Setup

In [46]:
!pip install transformers



In [47]:
import numpy as np
import pandas as pd
from sklearn.model_selection import train_test_split
from sklearn.linear_model import LogisticRegression
from sklearn.model_selection import GridSearchCV
from sklearn.model_selection import cross_val_score
import torch
import transformers as ppb
import warnings
warnings.filterwarnings('ignore')

Import DF1 dataframe

In [48]:
from google.colab import files
uploaded = files.upload()
import io

Saving DF1.csv to DF1 (4).csv


In [49]:
# data_7a = pd.read_csv("DF1_team7a.csv")
# data_7b = pd.read_csv("DF1_team7b.csv")
# data_7c = pd.read_csv("DF1_team7c.csv")
# data_7c = data_7c.dropna()
# DF1 = pd.concat([data_7a, data_7b, data_7c], ignore_index=True)
# DF1 = DF1.drop(columns=['Sub-category', 'URL'])
# DF1.to_csv('DF1.csv', index=False)
# files.download('DF1.csv')
DF1 = pd.read_csv("DF1.csv")
DF1.head(1818)

Unnamed: 0,Title,Category,Post Text
0,Testing requirements in toys and games category,Amazon Custom,My product is domino sets for adults. I am the...
1,Food and Drug Administration,Amazon Custom,"Hello, I am on my way to becoming an Amazon de..."
2,Images Storage for mass upload,Amazon Custom,When uploading products with the spreadsheet w...
3,Prepaid Return Label program email clarification,Amazon Custom,You may have received an email from Amazon inf...
4,Pulling Amazon Custom Personalizatoin Data fro...,Amazon Custom,The problem: Currently Amazon gives you links ...
...,...,...,...
1810,A suspended account which 20% from his profits...,Account Health,20% of the profits are for charity. Can I expe...
1811,Need help with account suspension Appeal,Account Health,"Hello members,\nI am requesting for some advic..."
1812,Restricted Product Policy Violations,Account Health,So I am a new seller and just noticed that i h...
1813,8k on hold - sourcing from Home Depot - inauth...,Account Health,"Hi,\nIm a new seller on Amazon and have been s..."

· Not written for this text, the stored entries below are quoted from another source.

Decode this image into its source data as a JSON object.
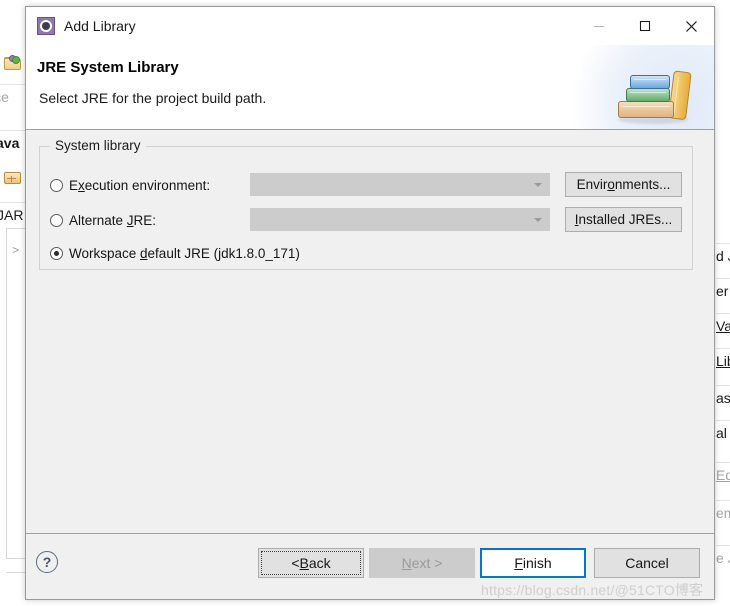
{
  "window": {
    "title": "Add Library",
    "icon": "library-gear-icon",
    "minimize_label": "—",
    "maximize_label": "□",
    "close_label": "✕"
  },
  "header": {
    "title": "JRE System Library",
    "description": "Select JRE for the project build path.",
    "banner_icon": "book-stack-icon"
  },
  "group": {
    "legend": "System library",
    "options": [
      {
        "id": "execution-environment",
        "label_before": "E",
        "label_mnemonic": "x",
        "label_after": "ecution environment:",
        "full_label": "Execution environment:",
        "selected": false,
        "combo_value": "",
        "button": {
          "before": "Envir",
          "mnemonic": "o",
          "after": "nments...",
          "full": "Environments..."
        }
      },
      {
        "id": "alternate-jre",
        "label_before": "Alternate ",
        "label_mnemonic": "J",
        "label_after": "RE:",
        "full_label": "Alternate JRE:",
        "selected": false,
        "combo_value": "",
        "button": {
          "before": "",
          "mnemonic": "I",
          "after": "nstalled JREs...",
          "full": "Installed JREs..."
        }
      },
      {
        "id": "workspace-default-jre",
        "label_before": "Workspace ",
        "label_mnemonic": "d",
        "label_after": "efault JRE (jdk1.8.0_171)",
        "full_label": "Workspace default JRE (jdk1.8.0_171)",
        "selected": true
      }
    ]
  },
  "buttonbar": {
    "help_label": "?",
    "back": {
      "before": "< ",
      "mnemonic": "B",
      "after": "ack",
      "full": "< Back"
    },
    "next": {
      "before": "",
      "mnemonic": "N",
      "after": "ext >",
      "full": "Next >"
    },
    "finish": {
      "before": "",
      "mnemonic": "F",
      "after": "inish",
      "full": "Finish"
    },
    "cancel": {
      "full": "Cancel"
    }
  },
  "watermark": "https://blog.csdn.net/@51CTO博客",
  "background": {
    "left_items": [
      {
        "text": "vice",
        "dim": true
      },
      {
        "text": "ava",
        "bold": true
      },
      {
        "text": "JAR",
        "dim": false
      },
      {
        "text": ">",
        "dim": true
      }
    ],
    "right_items": [
      {
        "text": "d J",
        "underline": "J"
      },
      {
        "text": "er"
      },
      {
        "text": "Va",
        "underline": "V"
      },
      {
        "text": "Lib",
        "underline": "L"
      },
      {
        "text": "ass"
      },
      {
        "text": "al ("
      },
      {
        "text": "Edi",
        "dim": true
      },
      {
        "text": "em",
        "dim": true
      },
      {
        "text": "e J",
        "dim": true
      }
    ]
  },
  "colors": {
    "accent": "#0a74cb",
    "dialog_bg": "#f0f0f0",
    "header_bg": "#ffffff",
    "disabled": "#cccccc"
  }
}
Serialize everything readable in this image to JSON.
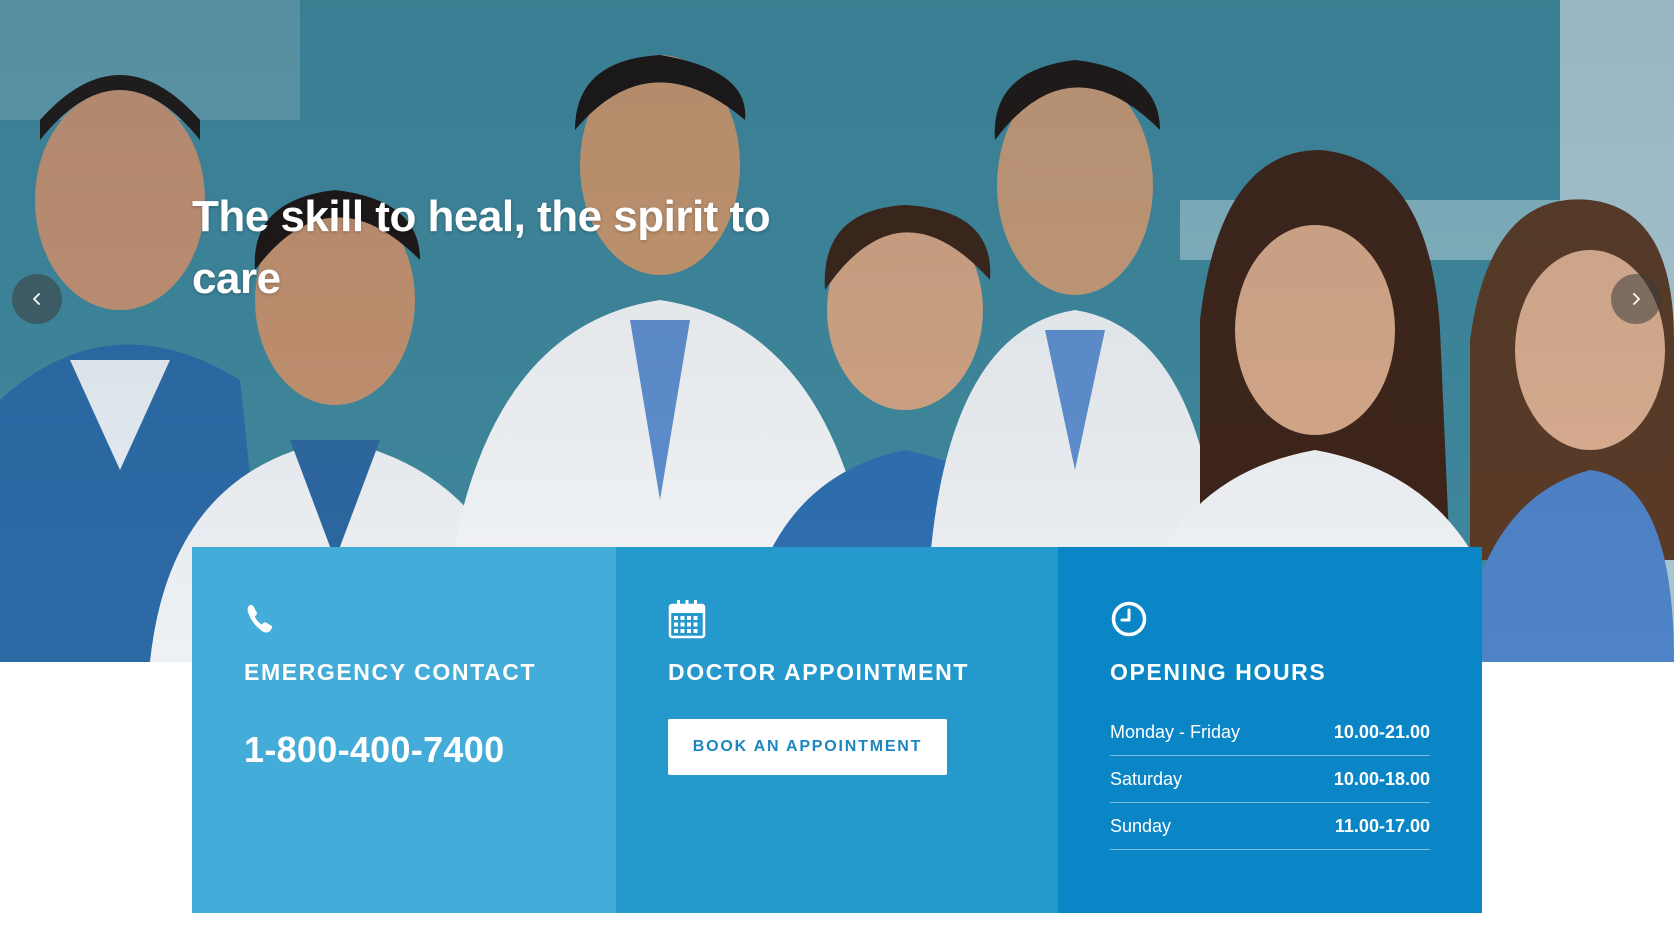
{
  "hero": {
    "title": "The skill to heal, the spirit to care",
    "prev_icon": "chevron-left-icon",
    "next_icon": "chevron-right-icon"
  },
  "emergency": {
    "icon": "phone-icon",
    "title": "EMERGENCY CONTACT",
    "phone": "1-800-400-7400",
    "color": "#44acd8"
  },
  "appointment": {
    "icon": "calendar-icon",
    "title": "DOCTOR APPOINTMENT",
    "button_label": "BOOK AN APPOINTMENT",
    "color": "#2598cd"
  },
  "hours": {
    "icon": "clock-icon",
    "title": "OPENING HOURS",
    "color": "#0a86c6",
    "rows": [
      {
        "day": "Monday - Friday",
        "time": "10.00-21.00"
      },
      {
        "day": "Saturday",
        "time": "10.00-18.00"
      },
      {
        "day": "Sunday",
        "time": "11.00-17.00"
      }
    ]
  }
}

Remove stop words from DF1

In [None]:
import nltk
nltk.download('stopwords')
from nltk.corpus import stopwords
stop = stopwords.words('english')

[nltk_data] Downloading package stopwords to /root/nltk_data...
[nltk_data]   Package stopwords is already up-to-date!


In [None]:
DF1['Post Text'] = DF1['Post Text'].apply(lambda x: ' '.join([word for word in x.split() if word not in (stop)]))
DF1.head()

Unnamed: 0,Title,Category,Post Text
0,Testing requirements in toys and games category,Amazon Custom,My product domino sets adults. I exclusive bra...
1,Food and Drug Administration,Amazon Custom,"Hello, I way becoming Amazon dealer. My accoun..."
2,Images Storage for mass upload,Amazon Custom,When uploading products spreadsheet found best...
3,Prepaid Return Label program email clarification,Amazon Custom,You may received email Amazon informing requir...
4,Pulling Amazon Custom Personalizatoin Data fro...,Amazon Custom,The problem: Currently Amazon gives links cust...


DistilBERT setup

In [50]:
# For DistilBERT:
model_class, tokenizer_class, pretrained_weights = (ppb.DistilBertModel, ppb.DistilBertTokenizer, 'distilbert-base-uncased')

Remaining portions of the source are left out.